62Folglich ist der Zweck dieses Betrags, nämlich die Kunden von der Nichteinhaltung der Mindestbindungsfrist abzuhalten, für seine Qualifizierung insofern nicht entscheidend, als dieser Betrag nach der wirtschaftlichen Realität darauf abzielt, MEO grundsätzlich dieselben Einnahmen zu sichern, die sie erhalten hätte, wenn der Vertrag nicht vor Ablauf der Mindestbindungsfrist aus einem dem Kunden zuzurechnenden Grund beendet worden wäre.
63Zweitens möchte das vorlegende Gericht wissen, ob der Umstand, dass die von einem Handelsvermittler erhaltene Vergütung für den Abschluss von Verträgen mit Mindestbindungsfrist höher ist als jene, die für Verträge ohne eine solche Frist vorgesehen ist, eine Auswirkung auf die Qualifizierung des wegen Nichteinhaltung der Mindestbindungsfrist geschuldeten Betrags hat.
64Für die Beurteilung, ob dieser Betrag eine Gegenleistung für die Erbringung mehrwertsteuerpflichtiger Dienstleistungen darstellt, wird nach den Rn. 39 bis 51 des vorliegenden Urteils der Inhalt der dem Gerichtshof vorgelegten Akten berücksichtigt, aus denen hervorgeht, dass dieser Betrag nach der Höhe des Monatsgrundentgelts sowohl für den Zeitraum vor der Beendigung des Dienstleistungsvertrags als auch für den Zeitraum von der Vertragsauflösung bis zum Ablauf der Mindestbindungsfrist berechnet wurde.

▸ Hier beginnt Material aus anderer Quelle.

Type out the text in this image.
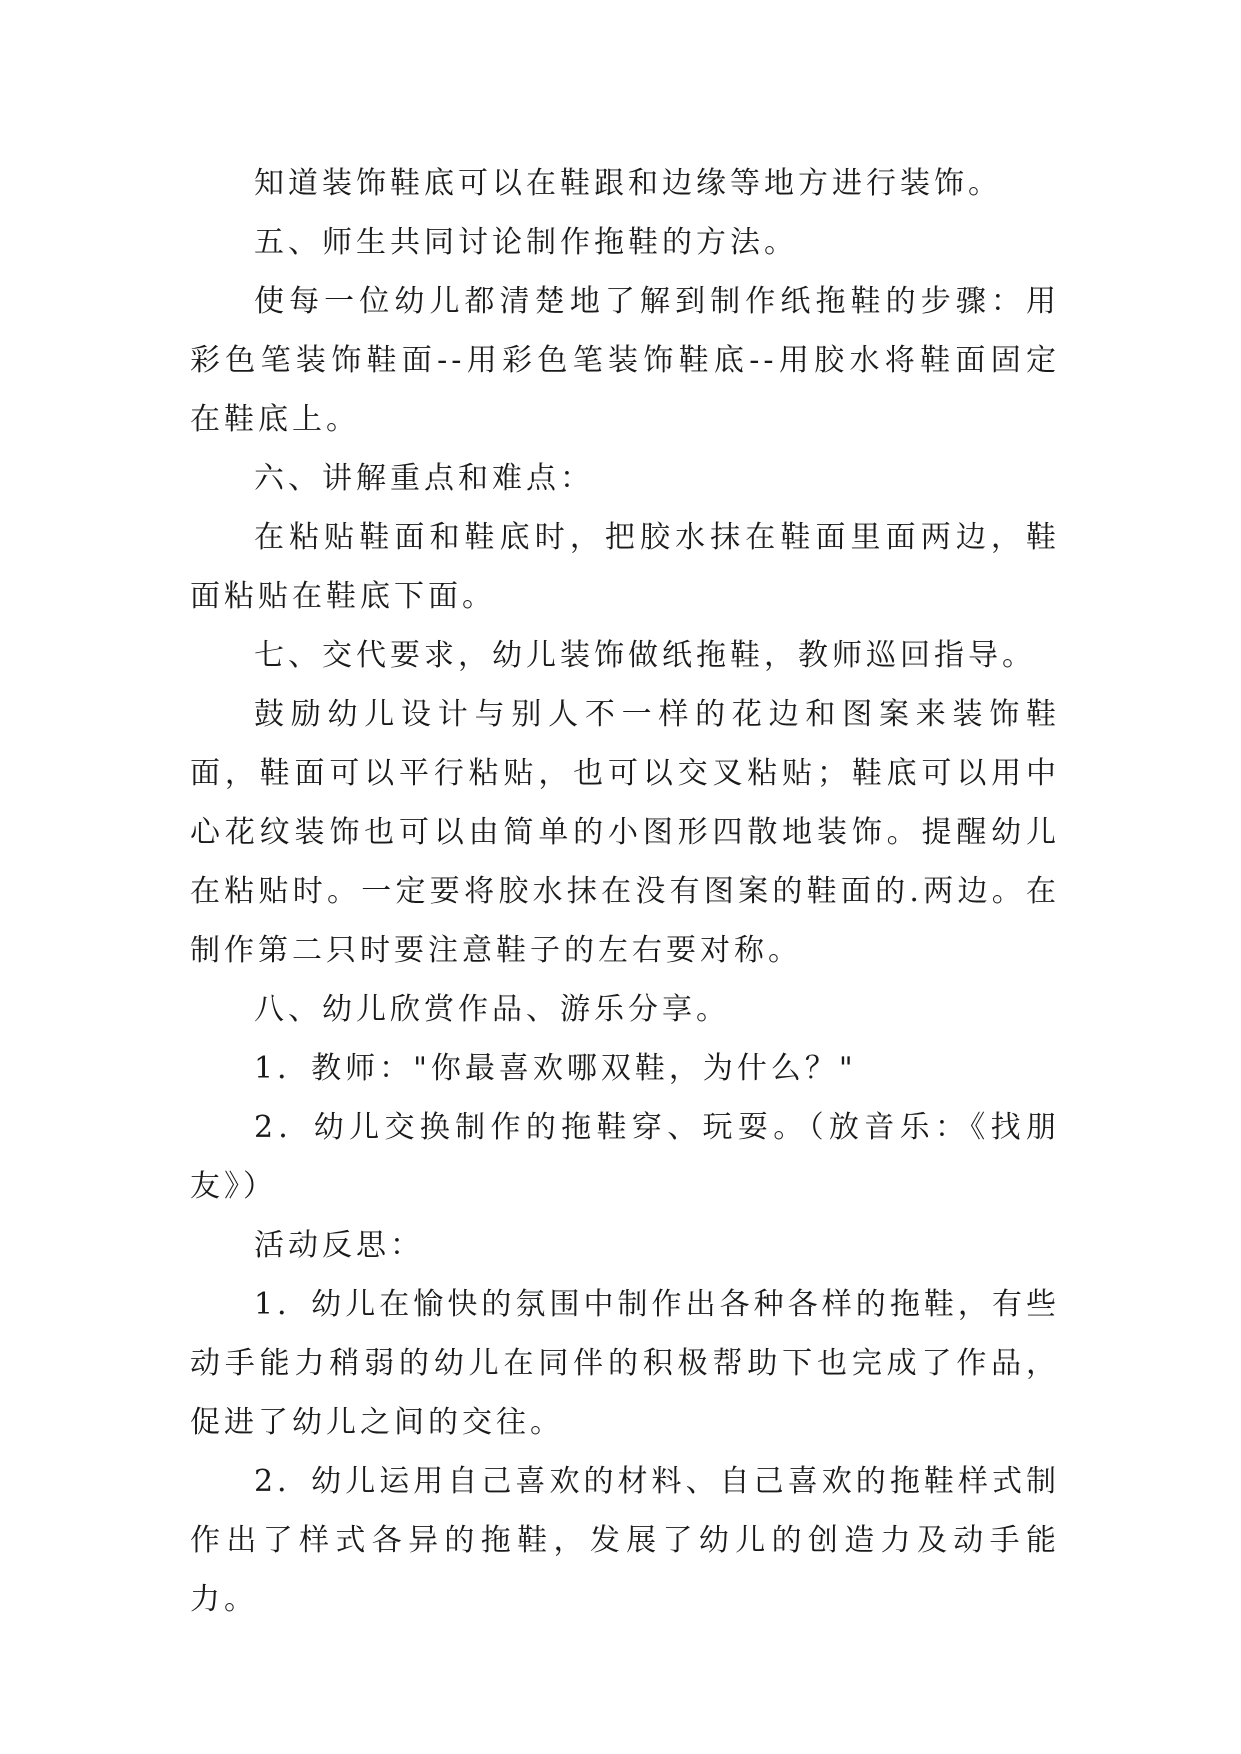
知道装饰鞋底可以在鞋跟和边缘等地方进行装饰。

五、师生共同讨论制作拖鞋的方法。

使每一位幼儿都清楚地了解到制作纸拖鞋的步骤：用彩色笔装饰鞋面--用彩色笔装饰鞋底--用胶水将鞋面固定在鞋底上。

六、讲解重点和难点：

在粘贴鞋面和鞋底时，把胶水抹在鞋面里面两边，鞋面粘贴在鞋底下面。

七、交代要求，幼儿装饰做纸拖鞋，教师巡回指导。

鼓励幼儿设计与别人不一样的花边和图案来装饰鞋面，鞋面可以平行粘贴，也可以交叉粘贴；鞋底可以用中心花纹装饰也可以由简单的小图形四散地装饰。提醒幼儿在粘贴时。一定要将胶水抹在没有图案的鞋面的.两边。在制作第二只时要注意鞋子的左右要对称。

八、幼儿欣赏作品、游乐分享。

1．教师："你最喜欢哪双鞋，为什么？"

2．幼儿交换制作的拖鞋穿、玩耍。（放音乐：《找朋友》）

活动反思：

1．幼儿在愉快的氛围中制作出各种各样的拖鞋，有些动手能力稍弱的幼儿在同伴的积极帮助下也完成了作品，促进了幼儿之间的交往。

2．幼儿运用自己喜欢的材料、自己喜欢的拖鞋样式制作出了样式各异的拖鞋，发展了幼儿的创造力及动手能力。
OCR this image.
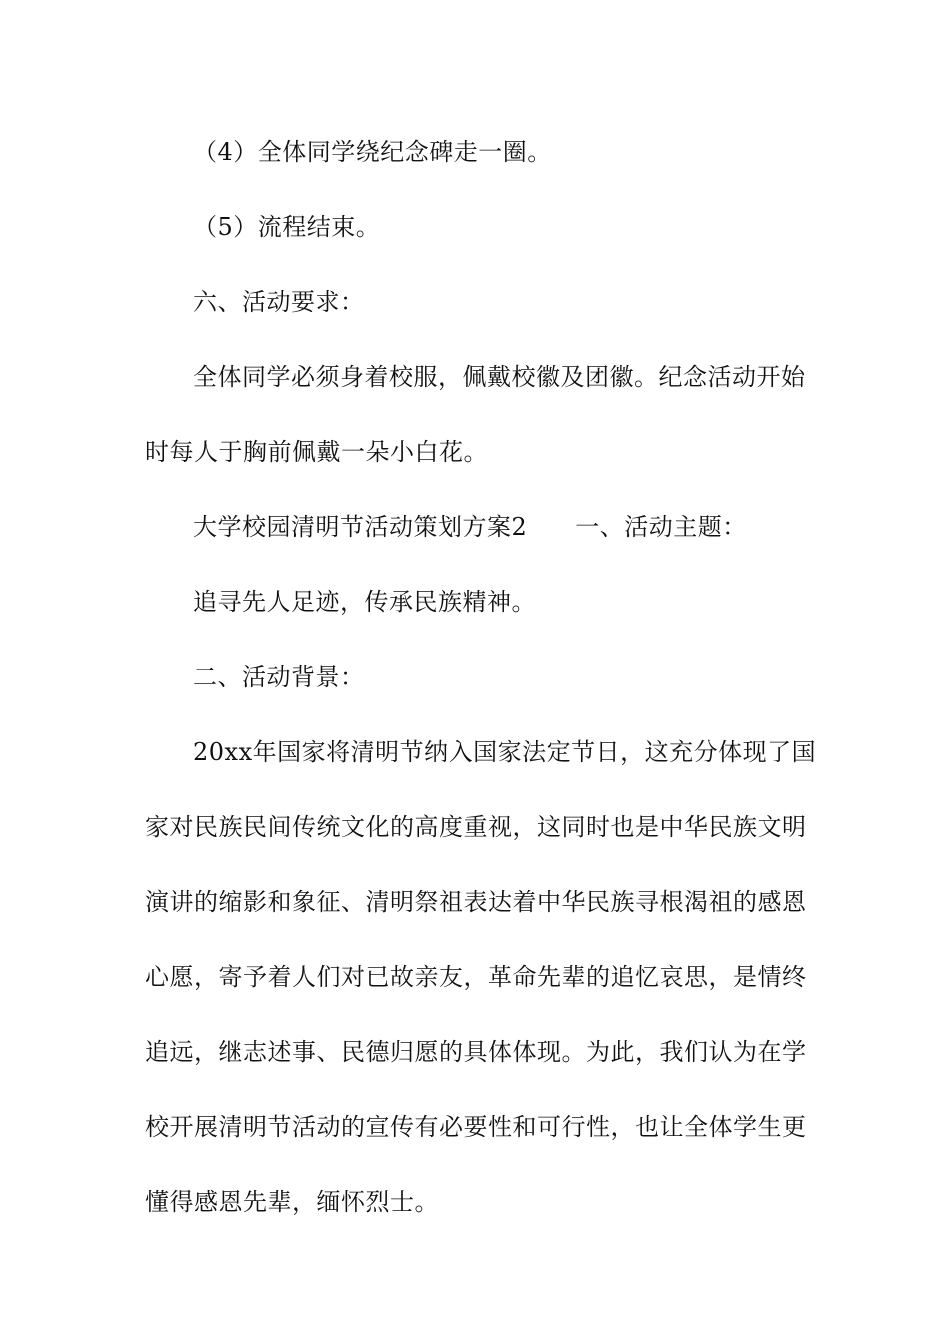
（4）全体同学绕纪念碑走一圈。
（5）流程结束。
六、活动要求：
全体同学必须身着校服，佩戴校徽及团徽。纪念活动开始
时每人于胸前佩戴一朵小白花。
大学校园清明节活动策划方案2 一、活动主题：
追寻先人足迹，传承民族精神。
二、活动背景：
20xx年国家将清明节纳入国家法定节日，这充分体现了国
家对民族民间传统文化的高度重视，这同时也是中华民族文明
演讲的缩影和象征、清明祭祖表达着中华民族寻根渴祖的感恩
心愿，寄予着人们对已故亲友，革命先辈的追忆哀思，是情终
追远，继志述事、民德归愿的具体体现。为此，我们认为在学
校开展清明节活动的宣传有必要性和可行性，也让全体学生更
懂得感恩先辈，缅怀烈士。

65Da somit die Antwort des Gerichtshofs auf die erste Frage in keiner Weise von dem Umstand abhängt, dass die von einem Handelsvertreter erhaltene Vergütung je nach Art des mit dem Kunden abgeschlossenen Vertrags variieren kann, genügt es, festzuhalten, dass ein Vergleich zwischen den Verträgen mit und ohne Mindestbindungsfrist für die Frage irrelevant ist, ob der wegen Nichteinhaltung der Mindestbindungsfrist geschuldete Betrag ein Entgelt für die Erbringung der im Ausgangsverfahren gegenständlichen Dienstleistungen darstellt.
66Drittens möchte das vorlegende Gericht auch wissen, ob der Umstand, dass der wegen Nichteinhaltung der Mindestbindungsfrist in Rechnung gestellte Betrag nach nationalem Recht als Konventionalstrafe angesehen wird, Einfluss auf die Qualifizierung dieses Betrags als Entgelt für die Erbringung von Dienstleistungen haben kann.
67Nach ständiger Rechtsprechung des Gerichtshofs müssen die Begriffe einer Vorschrift des Unionsrechts, die nicht ausdrücklich auf das Recht der Mitgliedstaaten verweist, in der Regel eine autonome und einheitliche Auslegung erhalten (vgl. in diesem Sinne Urteil vom , Kozuba Premium Selection, C-308/16, EU:C:2017:869, Rn. 38 und die dort angeführte Rechtsprechung).
68Somit ist, wie die Generalanwältin in Nr. 34 ihrer Schlussanträge festgehalten hat, für die Auslegung der Bestimmungen der Mehrwertsteuerrichtlinie irrelevant, ob dieser Betrag nach nationalem Recht als deliktischer Schadensersatzanspruch oder als Konventionalstrafe zu sehen ist oder ob er als Schadensersatz, Entschädigung oder Entgelt bezeichnet wird.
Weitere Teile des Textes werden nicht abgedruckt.